On April 24, 2025, the "2025 Smart Power Plant Forum" jointly hosted by the Technology Transfer and Transformation Center of North China Electric Power University, Zhongguancun Huadian Energy and Power Industry Alliance and other units kicked off in Beijing.

At this forum, Beijing Allinby Technology Co., Ltd. participated with its innovative acoustic temperature measurement solution for power plant furnaces and extensive application achievements, and delivered a speech at the conference. Aimed at monitoring the temperature field inside power plant boilers, the solution aims to promote the green and low-carbon transformation of the thermal power industry and contribute to achieving the "double carbon" goals, attracting the attention of many attendees and becoming a highlight of the forum.   In the main venue of the forum in the afternoon, Mr. Ren, Technical Director of Allinby, delivered a keynote speech to the attendees, detailing the company's acoustic-based temperature measurement solution for power plant boilers. He pointed out that with the vigorous development of new energy power generation, thermal power plants often face challenges such as short-term deep peak regulation, long-term low-load combustion, and coal blending. The acoustic temperature measurement solution can timely and accurately obtain temperature field information inside boilers, thereby better guiding boiler operation and providing a new means for power plants to further reduce energy consumption and emissions while increasing efficiency and reducing costs.

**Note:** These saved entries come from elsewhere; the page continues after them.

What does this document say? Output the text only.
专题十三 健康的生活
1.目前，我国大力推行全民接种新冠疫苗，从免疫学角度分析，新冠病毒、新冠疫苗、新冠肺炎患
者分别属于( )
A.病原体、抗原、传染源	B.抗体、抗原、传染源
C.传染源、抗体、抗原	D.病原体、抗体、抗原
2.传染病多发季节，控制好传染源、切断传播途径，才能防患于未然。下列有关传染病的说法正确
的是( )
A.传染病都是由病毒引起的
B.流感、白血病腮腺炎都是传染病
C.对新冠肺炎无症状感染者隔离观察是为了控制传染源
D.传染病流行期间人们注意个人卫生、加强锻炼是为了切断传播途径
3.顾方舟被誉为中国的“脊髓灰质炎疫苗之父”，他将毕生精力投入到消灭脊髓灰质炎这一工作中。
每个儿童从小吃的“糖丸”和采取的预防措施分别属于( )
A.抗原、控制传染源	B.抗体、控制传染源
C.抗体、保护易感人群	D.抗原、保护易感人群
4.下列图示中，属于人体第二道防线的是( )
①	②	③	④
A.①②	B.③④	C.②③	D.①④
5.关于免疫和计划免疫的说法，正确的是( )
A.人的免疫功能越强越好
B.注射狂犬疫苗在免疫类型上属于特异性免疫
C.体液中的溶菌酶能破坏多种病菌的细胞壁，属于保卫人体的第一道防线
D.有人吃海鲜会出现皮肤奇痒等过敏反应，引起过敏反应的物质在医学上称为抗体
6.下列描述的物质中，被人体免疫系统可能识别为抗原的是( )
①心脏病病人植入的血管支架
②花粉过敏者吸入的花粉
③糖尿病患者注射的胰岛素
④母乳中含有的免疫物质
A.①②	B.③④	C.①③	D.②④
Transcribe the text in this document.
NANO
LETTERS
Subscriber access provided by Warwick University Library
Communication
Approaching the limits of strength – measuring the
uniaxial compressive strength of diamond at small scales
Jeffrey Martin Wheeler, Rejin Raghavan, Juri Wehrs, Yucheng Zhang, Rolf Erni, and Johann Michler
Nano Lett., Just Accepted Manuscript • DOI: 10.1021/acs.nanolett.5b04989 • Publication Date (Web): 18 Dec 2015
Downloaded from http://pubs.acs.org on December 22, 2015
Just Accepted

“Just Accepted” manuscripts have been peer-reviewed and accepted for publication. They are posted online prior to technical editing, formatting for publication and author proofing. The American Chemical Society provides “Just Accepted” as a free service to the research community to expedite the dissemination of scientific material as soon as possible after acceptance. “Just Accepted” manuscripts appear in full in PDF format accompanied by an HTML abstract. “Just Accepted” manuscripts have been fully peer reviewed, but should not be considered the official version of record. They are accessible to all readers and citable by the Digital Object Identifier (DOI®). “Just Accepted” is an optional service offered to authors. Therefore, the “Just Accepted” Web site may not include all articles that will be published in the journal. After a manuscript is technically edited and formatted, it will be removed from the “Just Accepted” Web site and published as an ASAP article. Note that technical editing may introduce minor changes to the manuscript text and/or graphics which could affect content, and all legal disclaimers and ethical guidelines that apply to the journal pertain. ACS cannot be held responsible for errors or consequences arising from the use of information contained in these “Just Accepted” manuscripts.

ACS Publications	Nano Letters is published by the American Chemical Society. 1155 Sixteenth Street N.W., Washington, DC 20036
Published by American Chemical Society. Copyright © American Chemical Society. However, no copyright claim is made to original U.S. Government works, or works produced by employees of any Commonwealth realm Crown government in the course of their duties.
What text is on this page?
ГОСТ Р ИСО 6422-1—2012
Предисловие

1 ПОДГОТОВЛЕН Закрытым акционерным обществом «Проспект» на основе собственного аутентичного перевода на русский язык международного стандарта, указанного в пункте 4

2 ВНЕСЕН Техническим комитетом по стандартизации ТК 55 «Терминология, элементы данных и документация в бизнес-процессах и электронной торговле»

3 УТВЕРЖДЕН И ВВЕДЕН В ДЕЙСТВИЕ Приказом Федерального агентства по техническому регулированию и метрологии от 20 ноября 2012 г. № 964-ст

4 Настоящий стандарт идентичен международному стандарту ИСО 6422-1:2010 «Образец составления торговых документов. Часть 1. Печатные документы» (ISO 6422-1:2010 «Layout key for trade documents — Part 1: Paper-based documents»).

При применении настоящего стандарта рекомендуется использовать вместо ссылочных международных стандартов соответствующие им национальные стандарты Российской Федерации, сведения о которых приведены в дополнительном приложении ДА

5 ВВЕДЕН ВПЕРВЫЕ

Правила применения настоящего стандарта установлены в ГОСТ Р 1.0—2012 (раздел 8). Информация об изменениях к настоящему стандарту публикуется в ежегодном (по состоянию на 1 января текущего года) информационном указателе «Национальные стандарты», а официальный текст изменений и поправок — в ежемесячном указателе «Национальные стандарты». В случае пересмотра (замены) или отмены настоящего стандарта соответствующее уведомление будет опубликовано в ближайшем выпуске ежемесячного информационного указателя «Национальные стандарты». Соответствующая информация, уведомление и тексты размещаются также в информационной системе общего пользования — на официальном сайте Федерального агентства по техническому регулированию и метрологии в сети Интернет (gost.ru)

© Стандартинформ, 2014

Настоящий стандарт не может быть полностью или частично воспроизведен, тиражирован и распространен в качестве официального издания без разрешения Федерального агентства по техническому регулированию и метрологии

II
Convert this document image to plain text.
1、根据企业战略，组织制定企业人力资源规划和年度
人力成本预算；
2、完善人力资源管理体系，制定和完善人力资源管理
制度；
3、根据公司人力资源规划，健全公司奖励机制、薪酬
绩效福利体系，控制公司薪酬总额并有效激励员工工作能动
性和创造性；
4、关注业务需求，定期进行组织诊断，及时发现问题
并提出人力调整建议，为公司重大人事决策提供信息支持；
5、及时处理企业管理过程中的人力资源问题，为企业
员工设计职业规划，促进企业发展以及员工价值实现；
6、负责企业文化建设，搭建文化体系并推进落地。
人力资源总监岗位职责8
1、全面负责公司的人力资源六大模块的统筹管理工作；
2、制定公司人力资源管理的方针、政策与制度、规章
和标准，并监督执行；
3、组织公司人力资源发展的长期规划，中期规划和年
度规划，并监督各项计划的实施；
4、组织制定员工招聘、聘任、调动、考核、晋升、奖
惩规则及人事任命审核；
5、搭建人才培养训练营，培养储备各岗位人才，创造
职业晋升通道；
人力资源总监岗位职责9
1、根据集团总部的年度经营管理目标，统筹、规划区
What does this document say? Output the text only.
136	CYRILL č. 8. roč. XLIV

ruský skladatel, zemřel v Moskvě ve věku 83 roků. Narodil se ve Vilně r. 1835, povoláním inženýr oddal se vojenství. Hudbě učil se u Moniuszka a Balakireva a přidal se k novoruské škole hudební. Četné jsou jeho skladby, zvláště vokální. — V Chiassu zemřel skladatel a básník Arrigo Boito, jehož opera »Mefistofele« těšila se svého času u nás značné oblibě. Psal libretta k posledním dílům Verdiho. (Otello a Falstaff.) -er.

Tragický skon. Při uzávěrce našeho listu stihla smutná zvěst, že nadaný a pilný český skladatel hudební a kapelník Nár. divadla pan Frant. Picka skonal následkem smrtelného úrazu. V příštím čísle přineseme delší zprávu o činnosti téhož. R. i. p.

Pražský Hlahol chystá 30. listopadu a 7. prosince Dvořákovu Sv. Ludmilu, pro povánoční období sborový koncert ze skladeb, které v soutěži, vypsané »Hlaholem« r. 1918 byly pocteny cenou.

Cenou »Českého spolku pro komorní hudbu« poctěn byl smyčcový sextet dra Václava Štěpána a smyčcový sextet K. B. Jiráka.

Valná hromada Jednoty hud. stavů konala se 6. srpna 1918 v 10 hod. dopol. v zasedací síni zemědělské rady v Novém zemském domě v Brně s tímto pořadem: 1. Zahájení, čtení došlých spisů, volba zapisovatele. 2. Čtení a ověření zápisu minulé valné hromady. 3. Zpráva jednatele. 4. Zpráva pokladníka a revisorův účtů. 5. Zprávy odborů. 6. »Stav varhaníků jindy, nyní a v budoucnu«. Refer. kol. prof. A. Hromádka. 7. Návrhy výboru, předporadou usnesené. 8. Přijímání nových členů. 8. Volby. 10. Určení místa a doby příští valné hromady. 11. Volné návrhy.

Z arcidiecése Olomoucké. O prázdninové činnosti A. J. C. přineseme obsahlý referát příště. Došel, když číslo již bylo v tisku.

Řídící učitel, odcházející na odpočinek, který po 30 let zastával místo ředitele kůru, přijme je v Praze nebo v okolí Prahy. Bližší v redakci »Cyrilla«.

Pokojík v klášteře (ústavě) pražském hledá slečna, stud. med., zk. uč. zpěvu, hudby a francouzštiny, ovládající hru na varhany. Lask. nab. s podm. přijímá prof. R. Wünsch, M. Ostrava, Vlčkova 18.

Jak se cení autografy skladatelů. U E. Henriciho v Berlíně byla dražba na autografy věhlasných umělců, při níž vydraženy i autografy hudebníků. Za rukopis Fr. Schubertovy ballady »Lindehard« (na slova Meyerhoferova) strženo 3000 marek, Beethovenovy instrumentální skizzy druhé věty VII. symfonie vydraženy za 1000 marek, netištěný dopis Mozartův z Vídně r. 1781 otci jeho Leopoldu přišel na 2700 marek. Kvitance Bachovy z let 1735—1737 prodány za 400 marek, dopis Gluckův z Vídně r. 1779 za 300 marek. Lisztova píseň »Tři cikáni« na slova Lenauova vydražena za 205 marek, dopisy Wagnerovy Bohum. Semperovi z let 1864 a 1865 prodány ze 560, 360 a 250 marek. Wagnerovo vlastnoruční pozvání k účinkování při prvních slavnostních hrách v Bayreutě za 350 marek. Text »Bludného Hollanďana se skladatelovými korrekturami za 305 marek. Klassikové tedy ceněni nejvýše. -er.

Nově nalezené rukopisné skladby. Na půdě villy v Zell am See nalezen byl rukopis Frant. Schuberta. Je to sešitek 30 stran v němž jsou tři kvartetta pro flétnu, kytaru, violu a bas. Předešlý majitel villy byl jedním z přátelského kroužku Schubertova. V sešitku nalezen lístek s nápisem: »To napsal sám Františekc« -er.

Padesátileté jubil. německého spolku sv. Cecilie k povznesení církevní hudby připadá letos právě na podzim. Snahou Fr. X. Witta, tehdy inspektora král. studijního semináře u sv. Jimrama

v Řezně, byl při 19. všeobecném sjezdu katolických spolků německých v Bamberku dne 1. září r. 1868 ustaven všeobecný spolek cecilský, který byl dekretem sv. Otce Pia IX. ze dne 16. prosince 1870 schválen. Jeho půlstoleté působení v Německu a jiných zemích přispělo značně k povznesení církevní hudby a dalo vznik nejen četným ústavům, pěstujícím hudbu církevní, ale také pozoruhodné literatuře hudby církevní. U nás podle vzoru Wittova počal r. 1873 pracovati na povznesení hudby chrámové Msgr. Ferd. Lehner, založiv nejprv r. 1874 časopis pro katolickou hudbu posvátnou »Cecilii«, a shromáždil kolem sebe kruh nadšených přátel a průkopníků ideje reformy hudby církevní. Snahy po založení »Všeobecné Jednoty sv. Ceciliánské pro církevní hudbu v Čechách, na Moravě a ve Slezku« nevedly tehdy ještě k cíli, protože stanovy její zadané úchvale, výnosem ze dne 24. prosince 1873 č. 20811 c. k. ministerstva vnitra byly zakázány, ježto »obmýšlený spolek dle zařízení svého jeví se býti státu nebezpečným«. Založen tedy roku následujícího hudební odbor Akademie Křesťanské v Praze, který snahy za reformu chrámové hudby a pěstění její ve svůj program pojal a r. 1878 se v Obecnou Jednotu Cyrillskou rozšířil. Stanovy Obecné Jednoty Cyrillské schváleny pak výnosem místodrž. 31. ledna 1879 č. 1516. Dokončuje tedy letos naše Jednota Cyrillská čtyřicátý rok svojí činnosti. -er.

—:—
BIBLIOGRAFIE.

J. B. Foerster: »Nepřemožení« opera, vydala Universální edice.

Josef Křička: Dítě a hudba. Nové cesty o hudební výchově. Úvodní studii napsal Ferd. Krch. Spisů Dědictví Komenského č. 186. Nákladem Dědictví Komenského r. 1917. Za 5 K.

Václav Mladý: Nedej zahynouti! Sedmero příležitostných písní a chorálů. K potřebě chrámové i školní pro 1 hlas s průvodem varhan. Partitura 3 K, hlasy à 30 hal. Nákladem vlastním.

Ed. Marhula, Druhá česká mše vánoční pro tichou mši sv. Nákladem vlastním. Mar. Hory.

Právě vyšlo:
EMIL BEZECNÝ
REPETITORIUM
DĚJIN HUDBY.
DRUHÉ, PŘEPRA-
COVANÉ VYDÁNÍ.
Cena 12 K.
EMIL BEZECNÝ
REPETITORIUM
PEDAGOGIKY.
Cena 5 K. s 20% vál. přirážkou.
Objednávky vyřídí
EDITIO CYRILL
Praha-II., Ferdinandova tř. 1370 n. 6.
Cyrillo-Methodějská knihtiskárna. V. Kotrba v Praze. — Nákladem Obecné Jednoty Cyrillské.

The acoustic temperature measurement solution is based on the functional relationship between sound velocity and medium temperature. By deploying multiple sets of acoustic wave transmitting and receiving devices around the furnace walls of the furnace cross-section, the CT reconstruction technology is used to obtain the two-dimensional temperature field distribution of the temperature measurement plane. The system has a measurement range of -100°C to 2500°C, an accuracy of 1%, a measurement cycle as short as 0.3 seconds for a single path, and is unaffected by furnace vibration, expansion, and particulates. The software system has functions such as image display, data processing, and DCS communication. It can also realize three-dimensional display of the temperature field inside the furnace, facilitate real-time monitoring of the combustion status, provide information on uneven burning and overheating, and historical data tracing. It has self-checking and fault alarm functions and can coordinate with other auxiliary systems for automatic adjustment.